Si vous trouvez que cette vidéo est sombre, ne cherchez pas à régler votre écran. Il n’y a en effet aucune lumière sur le pont lors des quarts de nuit et on ne peut donc compter que sur notre adaptation à la lumière ambiante, plus rapide et efficace qu’on ne le pense. Cela à deux conséquences.
Tout d’abord, il est nécessaire pour les gabiers de connaître l’emplacement de chacune des manœuvres et des points de tournage, ce pourquoi ils révisent continuellement en testant les matières, la résistance et en observant où partent les cordages dans le gréement, afin de reconnaître cargues, drisses, balancines, écoutes, amures, bras et contre-bras…
Ensuite, on peut observer depuis le pont de la frégate les plus beaux ciels étoilés de nos vies.

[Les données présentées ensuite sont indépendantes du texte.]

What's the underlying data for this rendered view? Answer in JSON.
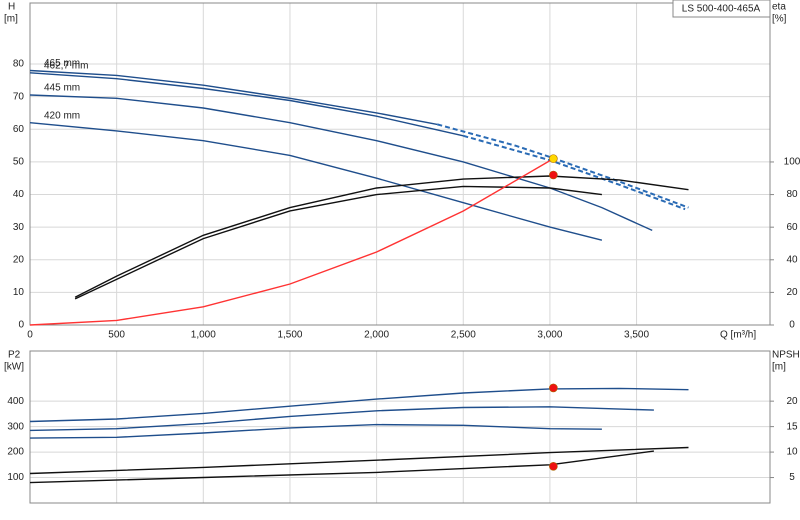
{
  "chart_data": [
    {
      "type": "line",
      "title": "LS 500-400-465A",
      "ylabel": "H",
      "yunit": "[m]",
      "y2label": "eta",
      "y2unit": "[%]",
      "xlabel": "Q [m³/h]",
      "xlim": [
        0,
        4270
      ],
      "xticks": [
        0,
        500,
        {
          "value": 1000,
          "label": "1,000"
        },
        {
          "value": 1500,
          "label": "1,500"
        },
        {
          "value": 2000,
          "label": "2,000"
        },
        {
          "value": 2500,
          "label": "2,500"
        },
        {
          "value": 3000,
          "label": "3,000"
        },
        {
          "value": 3500,
          "label": "3,500"
        }
      ],
      "ylim": [
        0,
        98.7
      ],
      "yticks": [
        0,
        10,
        20,
        30,
        40,
        50,
        60,
        70,
        80
      ],
      "y2lim": [
        0,
        197.5
      ],
      "y2ticks": [
        0,
        20,
        40,
        60,
        80,
        100
      ],
      "grid": true,
      "series": [
        {
          "name": "465 mm",
          "color": "#1f4e8c",
          "x": [
            0,
            500,
            1000,
            1500,
            2000,
            2350
          ],
          "values": [
            78,
            76.5,
            73.5,
            69.5,
            65,
            61.5
          ]
        },
        {
          "color": "#2a6bb5",
          "style": "dashed",
          "x": [
            2350,
            2800,
            3000,
            3400,
            3800
          ],
          "values": [
            61.5,
            55,
            51.5,
            44,
            36
          ]
        },
        {
          "name": "462,7 mm",
          "color": "#1f4e8c",
          "x": [
            0,
            500,
            1000,
            1500,
            2000,
            2500
          ],
          "values": [
            77.3,
            75.5,
            72.5,
            68.8,
            64,
            58
          ]
        },
        {
          "color": "#2a6bb5",
          "style": "dashed",
          "x": [
            2500,
            3000,
            3400,
            3780
          ],
          "values": [
            58,
            50.5,
            43,
            35.5
          ]
        },
        {
          "name": "445 mm",
          "color": "#1f4e8c",
          "x": [
            0,
            500,
            1000,
            1500,
            2000,
            2500,
            3000,
            3300,
            3590
          ],
          "values": [
            70.5,
            69.5,
            66.5,
            62,
            56.5,
            50,
            42,
            36,
            29
          ]
        },
        {
          "name": "420 mm",
          "color": "#1f4e8c",
          "x": [
            0,
            500,
            1000,
            1500,
            2000,
            2500,
            3000,
            3300
          ],
          "values": [
            62,
            59.5,
            56.5,
            52,
            45,
            37.5,
            30,
            26
          ]
        },
        {
          "color": "#111111",
          "axis": "y2",
          "x": [
            260,
            500,
            1000,
            1500,
            2000,
            2500,
            3000,
            3400,
            3800
          ],
          "values": [
            17,
            30,
            55,
            72,
            84,
            89.5,
            91.4,
            89,
            83
          ]
        },
        {
          "color": "#111111",
          "axis": "y2",
          "x": [
            260,
            1000,
            1500,
            2000,
            2500,
            3000,
            3300
          ],
          "values": [
            16,
            53,
            70,
            80,
            85,
            84,
            80
          ]
        },
        {
          "color": "#ff3333",
          "x": [
            0,
            500,
            1000,
            1500,
            2000,
            2500,
            3020
          ],
          "values": [
            0,
            1.4,
            5.59,
            12.58,
            22.37,
            34.95,
            51
          ]
        },
        {
          "color": "#ffd700",
          "marker": true,
          "x": [
            3020
          ],
          "values": [
            51
          ]
        },
        {
          "color": "#ee1111",
          "marker": true,
          "axis": "y2",
          "x": [
            3020
          ],
          "values": [
            92
          ]
        }
      ]
    },
    {
      "type": "line",
      "ylabel": "P2",
      "yunit": "[kW]",
      "y2label": "NPSH",
      "y2unit": "[m]",
      "xlim": [
        0,
        4270
      ],
      "xticks": [
        0,
        500,
        1000,
        1500,
        2000,
        2500,
        3000,
        3500
      ],
      "ylim": [
        0,
        597
      ],
      "yticks": [
        100,
        200,
        300,
        400
      ],
      "y2lim": [
        0,
        29.85
      ],
      "y2ticks": [
        5,
        10,
        15,
        20
      ],
      "grid": true,
      "series": [
        {
          "color": "#1f4e8c",
          "x": [
            0,
            500,
            1000,
            1500,
            2000,
            2500,
            3000,
            3400,
            3800
          ],
          "values": [
            320,
            330,
            352,
            380,
            408,
            432,
            448,
            450,
            445
          ]
        },
        {
          "color": "#1f4e8c",
          "x": [
            0,
            500,
            1000,
            1500,
            2000,
            2500,
            3000,
            3600
          ],
          "values": [
            285,
            292,
            312,
            340,
            362,
            375,
            378,
            365
          ]
        },
        {
          "color": "#1f4e8c",
          "x": [
            0,
            500,
            1000,
            1500,
            2000,
            2500,
            3000,
            3300
          ],
          "values": [
            255,
            258,
            275,
            295,
            308,
            305,
            292,
            290
          ]
        },
        {
          "color": "#111111",
          "axis": "y2",
          "x": [
            0,
            1000,
            2000,
            3000,
            3800
          ],
          "values": [
            5.8,
            7,
            8.4,
            9.9,
            10.9
          ]
        },
        {
          "color": "#111111",
          "axis": "y2",
          "x": [
            0,
            1000,
            2000,
            3000,
            3600
          ],
          "values": [
            4,
            5,
            6,
            7.5,
            10.2
          ]
        },
        {
          "color": "#ee1111",
          "marker": true,
          "x": [
            3020
          ],
          "values": [
            452
          ]
        },
        {
          "color": "#ee1111",
          "marker": true,
          "axis": "y2",
          "x": [
            3020
          ],
          "values": [
            7.2
          ]
        }
      ]
    }
  ]
}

De ceux qui s’emplissent encore et toujours plus d’étoiles, à mesure que nos pupilles se font à l’obscurité. De ceux qui nous font rire devant une telle beauté, surtout lorsqu’on s’aperçoit qu’aux lumières du ciel répondent les palpitations vertes du plancton bioluminescent. De ceux qui nous rappellent combien nous sommes tout petits dans cet univers tout en nous donnant l’impression, l’espace d’un instant, d’en être le centre. Le spectacle offert par une nuit étoilée sans lune depuis le pont de L’Hermione est sans pareil. Et malheureusement, absolument impossible à transmettre en image…
Puis vient 4h du matin. Et le retour à la « niche » pour les gabiers tribordais, soulagés de laisser aux volontaires de milieu la charge du pont. Tribord ne ressortira de ses bannettes et hamacs que vers 10h30 / 11h pour le repas de midi, avant d’attaquer un nouveau quart… dans la seconde partie de notre vidéo.
Pour le reste, la navigation suit son cours tranquillement. Aujourd’hui, les tiers se sont attaqués au calfatage et attendent une journée de repos ce dimanche. Le bosco a en effet annoncé que, en dehors des tâches obligatoires (barre, veille, ronde, réglages de voiles en cas de changement du vent…) et d’un peu de ménage, le dimanche serait une journée « off » à bord, afin de marquer le passage des semaines et de rompre la monotonie de la traversée.
L’occasion de vous montrer comment se déroulent les quarts de jour et, les occupations des volontaires lorsqu’ils ont quelques heures de repos entre leurs quarts, les repas dans la batterie, signalés par le son de la grande cloche (seule propriétaire d’une corde à bord, tous les autres sont des cordages !) et le sommeil dans le faux-pont.
Une nouvelle fois, Olivier a fait une petite entorse au rythme traditionnel afin de vous montrer la relève de poste à la barre ainsi qu’à la veille, mais également de participer aux manœuvres et aux travaux dans la mâture dont un spectaculaire concernant la poulie de la drisse du petit perroquet.
Comme dit précédemment, en temps normal les 2 barreurs, le rondier et le veilleur tournent toutes les heures entre ces 4 postes durant leur quart. L’utilisation du suif est un élément qui peut également surprendre. Il s’agit en réalité du meilleur moyen de se débarrasser du goudron dont les cordages sont imbibés et que l’on a inévitablement sur le corps après un travail dans le gréement. La musique est également omniprésente sur le pont, puisque des volontaires sont en repos à tout moment de la journée.